Central Asia/Caspian Sea Basin

Professor Michael Rywkin
Project Director
The National Committee on American Foreign Policy’s Central Asia/Caspian Sea Basin Region Project (CA Project) is dedicated to
- defining and promoting U.S. interests in and around Central Asia and more broadly the Caspian Sea Basin Region (including the post-Soviet republics of Azerbaijan, Kazakhstan, Kyrgyzstan, Tajikistan, Turkmenistan and Uzbekistan), taking into consideration the geopolitical realities and the sovereign interests of the states of the region, and
- creating a track II framework to facilitate dialogue and advance such interests.

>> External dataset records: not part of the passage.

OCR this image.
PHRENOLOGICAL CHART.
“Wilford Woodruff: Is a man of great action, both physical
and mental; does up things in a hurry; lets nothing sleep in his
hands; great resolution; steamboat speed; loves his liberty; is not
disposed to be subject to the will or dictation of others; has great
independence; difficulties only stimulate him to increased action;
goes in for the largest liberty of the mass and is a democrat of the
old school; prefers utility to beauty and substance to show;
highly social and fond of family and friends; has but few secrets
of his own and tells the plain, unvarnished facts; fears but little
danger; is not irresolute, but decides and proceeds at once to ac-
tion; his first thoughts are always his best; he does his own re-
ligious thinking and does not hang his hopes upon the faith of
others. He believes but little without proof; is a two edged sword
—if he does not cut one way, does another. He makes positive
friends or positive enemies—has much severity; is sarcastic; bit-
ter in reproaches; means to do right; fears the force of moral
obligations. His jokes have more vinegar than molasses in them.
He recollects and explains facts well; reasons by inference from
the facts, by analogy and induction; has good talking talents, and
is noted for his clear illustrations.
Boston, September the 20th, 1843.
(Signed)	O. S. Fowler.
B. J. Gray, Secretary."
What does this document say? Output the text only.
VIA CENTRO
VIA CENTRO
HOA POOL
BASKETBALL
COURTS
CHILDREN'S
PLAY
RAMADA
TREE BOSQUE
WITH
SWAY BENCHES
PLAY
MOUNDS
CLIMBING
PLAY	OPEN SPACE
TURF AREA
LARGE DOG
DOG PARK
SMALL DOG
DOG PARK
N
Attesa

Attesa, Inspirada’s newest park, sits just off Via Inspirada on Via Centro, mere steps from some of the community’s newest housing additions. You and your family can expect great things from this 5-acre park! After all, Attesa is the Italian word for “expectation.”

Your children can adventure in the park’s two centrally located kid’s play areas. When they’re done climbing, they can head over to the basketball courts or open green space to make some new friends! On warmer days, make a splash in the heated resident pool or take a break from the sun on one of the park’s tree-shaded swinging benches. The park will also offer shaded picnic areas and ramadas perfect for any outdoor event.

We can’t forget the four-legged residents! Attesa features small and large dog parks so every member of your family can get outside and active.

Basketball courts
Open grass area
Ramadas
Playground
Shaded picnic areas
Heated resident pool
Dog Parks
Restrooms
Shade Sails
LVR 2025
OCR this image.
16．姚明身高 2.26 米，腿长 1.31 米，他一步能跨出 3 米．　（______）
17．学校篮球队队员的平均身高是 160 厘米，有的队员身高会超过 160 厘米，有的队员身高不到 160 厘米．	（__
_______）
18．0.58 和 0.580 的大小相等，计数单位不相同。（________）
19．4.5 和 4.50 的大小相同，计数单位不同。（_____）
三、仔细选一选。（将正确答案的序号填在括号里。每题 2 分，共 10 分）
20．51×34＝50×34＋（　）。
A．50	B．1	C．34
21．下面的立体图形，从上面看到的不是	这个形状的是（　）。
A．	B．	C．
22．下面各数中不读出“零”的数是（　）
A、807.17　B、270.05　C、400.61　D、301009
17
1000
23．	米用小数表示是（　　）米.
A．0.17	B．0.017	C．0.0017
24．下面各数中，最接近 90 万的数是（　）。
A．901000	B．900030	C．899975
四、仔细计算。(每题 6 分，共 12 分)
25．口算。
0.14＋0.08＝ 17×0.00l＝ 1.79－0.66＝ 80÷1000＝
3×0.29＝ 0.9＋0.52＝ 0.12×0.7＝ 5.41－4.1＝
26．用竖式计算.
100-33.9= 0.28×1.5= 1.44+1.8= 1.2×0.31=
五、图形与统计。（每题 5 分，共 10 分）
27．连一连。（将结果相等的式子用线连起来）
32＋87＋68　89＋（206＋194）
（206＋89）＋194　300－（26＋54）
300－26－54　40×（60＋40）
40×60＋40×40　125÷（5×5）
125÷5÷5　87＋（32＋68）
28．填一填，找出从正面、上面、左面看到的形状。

Since its founding in 2005, the CA Project has met three times with civilian and military officials in Kazakhstan as guests of the Kazakhstan Ministry of Foreign Affairs, organized a number of international track II conferences, published six brochures with policy recommendations to U.S. policymakers, and consulted a number of times with U.S. policymakers in Washington, D.C. In January 2006, the CA Project organized an international conference on behalf of the Dwight D. Eisenhower National Security Series for civilian and military policy experts — “Security and Stability in Central Asia.” In May 2009, the CA Project co-hosted with the Brookings Institution Energy Security Initiative an international conference in Washington, D.C. devoted to the geopolitical environment and pipeline security of the Caspian Sea Basin Region, and energy security for the United States and the European Union —“Strategic Assessment of the Caspian Sea Basin Region.” In October 2009, the CA Project met with experts on China-Russia relations from the China Institutes of Contemporary International Relations (CICIR) to discuss Russian, U.S. and Chinese strategic interests in Central Asia and relations with Russia. In November 2010 the Project held an international Roundtable Conference at the Kennan Institute, Woodrow Wilson Center in Washington, D.C. – “Central Asia: Strategic Context Twenty Years After Independence.”
The November 2010 roundtable conference brought together present and former officials and policy experts from the U.S., Russia, China, and Central Asia to take a fresh look at U.S., Russian and Chinese strategic interests in the region and the challenges confronting the respective Central Asian nations twenty years after independence. The objective of the roundtable conference was to inform the foreign policy debate through the conference report with analyses, conclusions and policy recommendations emerging from the off-the –record, not-for-attribution discussions.
The CA Project’s future work will continue to facilitate mutual understanding between the United States and the post-Soviet independent states of the Central Asia/Caspian Sea Basin region by providing a forum for open but confidential discussions of points of interest and contention that will benefit from being aired and considered in a track II forum as a precursor or supplement to official state-level discussions.